Secret défense
Devant les restes du royaume nabatéen, dans le désert d’Arabie saoudite, de grosses gouttes de sueur perlent sur le front dégarni de Jean-Yves Le Drian. Aveuglé par le soleil d’Al-Ula, au nord-ouest du pays, il plisse les yeux malgré de grandes lunettes noires. Il fait très chaud, en ce mois de janvier 2020, sur le site archéologique de Mada’in Saleh, mais le ministre de la Défense français ne grimace peut-être pas pour ça. Selon une source bien informée, les discussions avec son homologue saoudien, le prince Faisal ben Farhan al-Saoud, n’ont pas été très fructueuses avant cette visite. Le Drian aurait aimé vendre plus de matériel militaire au premier importateur d’armes au monde.

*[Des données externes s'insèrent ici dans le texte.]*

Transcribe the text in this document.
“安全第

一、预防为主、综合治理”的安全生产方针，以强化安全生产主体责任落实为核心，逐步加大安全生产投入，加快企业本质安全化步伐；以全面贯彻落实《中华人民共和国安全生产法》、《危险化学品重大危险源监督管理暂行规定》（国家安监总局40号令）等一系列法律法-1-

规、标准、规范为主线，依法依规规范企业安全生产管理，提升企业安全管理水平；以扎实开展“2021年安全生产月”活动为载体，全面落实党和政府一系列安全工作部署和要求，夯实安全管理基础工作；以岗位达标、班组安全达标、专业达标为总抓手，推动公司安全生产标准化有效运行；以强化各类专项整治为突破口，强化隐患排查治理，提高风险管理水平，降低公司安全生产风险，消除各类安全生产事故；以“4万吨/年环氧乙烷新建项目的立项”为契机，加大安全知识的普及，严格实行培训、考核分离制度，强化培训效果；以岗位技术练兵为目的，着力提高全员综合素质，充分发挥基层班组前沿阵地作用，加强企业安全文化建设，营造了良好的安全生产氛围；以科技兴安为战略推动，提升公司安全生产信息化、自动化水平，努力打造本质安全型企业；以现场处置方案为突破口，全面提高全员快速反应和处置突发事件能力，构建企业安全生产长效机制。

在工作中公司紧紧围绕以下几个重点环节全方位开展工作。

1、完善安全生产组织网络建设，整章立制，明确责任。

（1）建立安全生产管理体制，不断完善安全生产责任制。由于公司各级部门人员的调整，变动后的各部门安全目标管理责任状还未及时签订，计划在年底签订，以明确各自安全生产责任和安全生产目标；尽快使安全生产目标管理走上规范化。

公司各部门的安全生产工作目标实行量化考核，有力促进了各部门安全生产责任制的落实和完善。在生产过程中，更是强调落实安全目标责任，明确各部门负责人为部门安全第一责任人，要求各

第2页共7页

Dans un rapport publié lundi 9 mars 2020, l’Institut international de recherche pour la paix de Stockholm (Sipri) place Riyad en tête des acheteurs de canons, avec 12 % de parts de marché sur la période 2015-2019. L’Inde est deuxième (9,2 %), suivie de l’Égypte (5,8 %), de l’Australie (4,9 %) et de la Chine (4,3 %). Quant à la France, elle est sur le podium des exportateurs. Le lobbying de Jean-Yves Le Drian n’est pas sans effet puisqu’elle vient de gagner deux places en vendant 7,9 % des missiles, avions de chasse et navires de guerre au monde, soit une hausse de 72 % par rapport à la période 2010-2014. Dans le même temps, les emplettes saoudiennes grimpaient de 130 %.
D’après le Sipri, Riyad a acheté « 30 chasseurs et un grand nombre de missiles en provenance des États-Unis, des véhicules blindés venant du Canada et de France, des patrouilleurs de France ainsi que des missiles et avions d’entraînement britanniques. » Au total, 73 % de ses importations viennent des États-Unis, 13 % du Royaume-Uni et 4,3 % de la France. Et ce matériel se retrouve immanquablement en zone de guerre.
En septembre 2019, Amnesty International a lancé une campagne intitulée « Silence on arme ! » pour dénoncer l’utilisation d’armes françaises contre des civils. Elle s’appuyait notamment sur une note de la Direction du renseignement militaire (DRM) dévoilée le 15 avril 2019 par le média d’investigation Disclose, qui énumère une série d’armes françaises longue comme les malheurs yéménites : chars Leclerc, obus flèches, Mirage 2000-9, radar Cobra, blindés Aravis, hélicoptères Cougar et Dauphin, canons Caesar…
En consultant ce rapport rédigé le 25 septembre 2018, le président Emmanuel Macron et la ministre de la Défense Florence Parly ont pu avoir le détail de l’équipement exporté par Paris et désormais utilisé dans la guerre au Yémen. Ses acheteurs, l’Arabie saoudite et les Émirats arabes unis, y mènent des frappes à l’origine de « l’une des plus graves crises humanitaires au monde » selon les Nations unies. Quelque 68 000 personnes ont déjà perdu la vie.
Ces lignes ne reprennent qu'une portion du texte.